The first time I sang the Rutter, I noted that he chose to conclude the work with the visual (Lux Aeterna).
When the parish leadership wants it to happen, and is willing to do everything it takes to make it happen, it will happen. I’m in such a parish.
Absolutely that is my experience.
I have served in two parishes long enough to get people singing the Mass – and other rites too. In the first parish when I arived there was practically no singing at all; in the second they were singing all the wrong things and participation was not good.
It takes a lot of work, much humour, patience and above all confidence that what one is doing is what the Church (that is, the Vatican II Instruction ‘Musicam Sacram’ and the GIRM) says we should aim to achieve. That is often not what people think ‘singing at Mass’ is all about.

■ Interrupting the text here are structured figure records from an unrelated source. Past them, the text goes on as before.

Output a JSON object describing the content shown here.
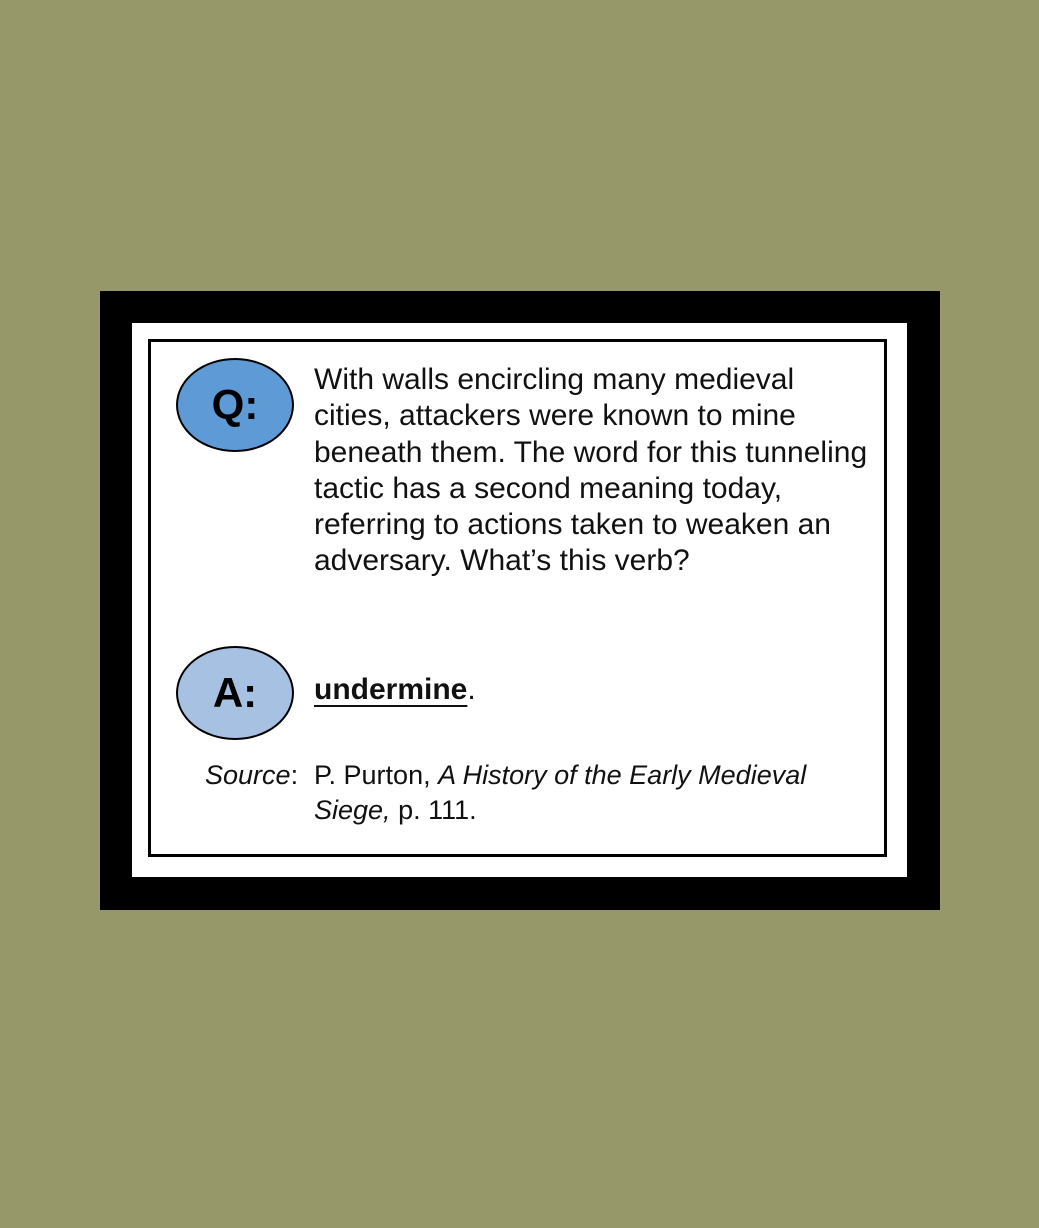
{
  "colors": {
    "background": "#969869",
    "frame": "#000000",
    "card": "#ffffff",
    "question_badge": "#5e9bd6",
    "answer_badge": "#a7c1e3"
  },
  "question": {
    "badge_label": "Q:",
    "text": "With walls encircling many medieval cities, attackers were known to mine beneath them. The word for this tunneling tactic has a second meaning today, referring to actions taken to weaken an adversary. What’s this verb?"
  },
  "answer": {
    "badge_label": "A:",
    "word": "undermine",
    "suffix": "."
  },
  "source": {
    "label": "Source",
    "colon": ":",
    "author": "P. Purton, ",
    "title": "A History of the Early Medieval Siege,",
    "page": " p. 111."
  }
}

The most important thing to keep on saying is that the rules of praying together and singing togather are the same. Be aware of one another, try to do without books or paper (that’s not too easy!), make changes slowly (musicians get bored easily, people don’t) and keep saying that this is not trying to be a choir, but trying to praise God in God’s way.
Above all, over a good many years I can say that it was also great fun!
(If anyone is interested, I wrote all this up last year in the Journal of the UK Society of Saint Gregory, ‘Music and Liturgy.’)
My fellow correctly-spelled Alan:
You gave me a good chuckle with
“musicians get bored easily, people don’t”
I understand your intent, but it made me smile nevertheless. And a mere 30 min. or so later, I discovered that I had written “composers and musicians” in music notes for my Sunday order of worship!
Rutter himself is more nuanced about his religious beliefs, or absence of them – definitely agnostic rather than atheist. He describes himself as a “friend, fellow traveller, and agnostic supporter of the Christian faith”.
We should be careful with language here. Calling all non-believers “atheist” is a bit like referring to “non-Catholics” or even “non-whites”: as if either term referred to a coherent group of people, rather than just being a marker of exclusion from the chosen group.
Thank you, Martin – I did make a highly un-nuanced statement; even when he refers to himself with the term “atheist” (and he has, in addition to agnostic, fellow traveler, etc.) he is usually quick to point out that he was significantly shaped by Christian values.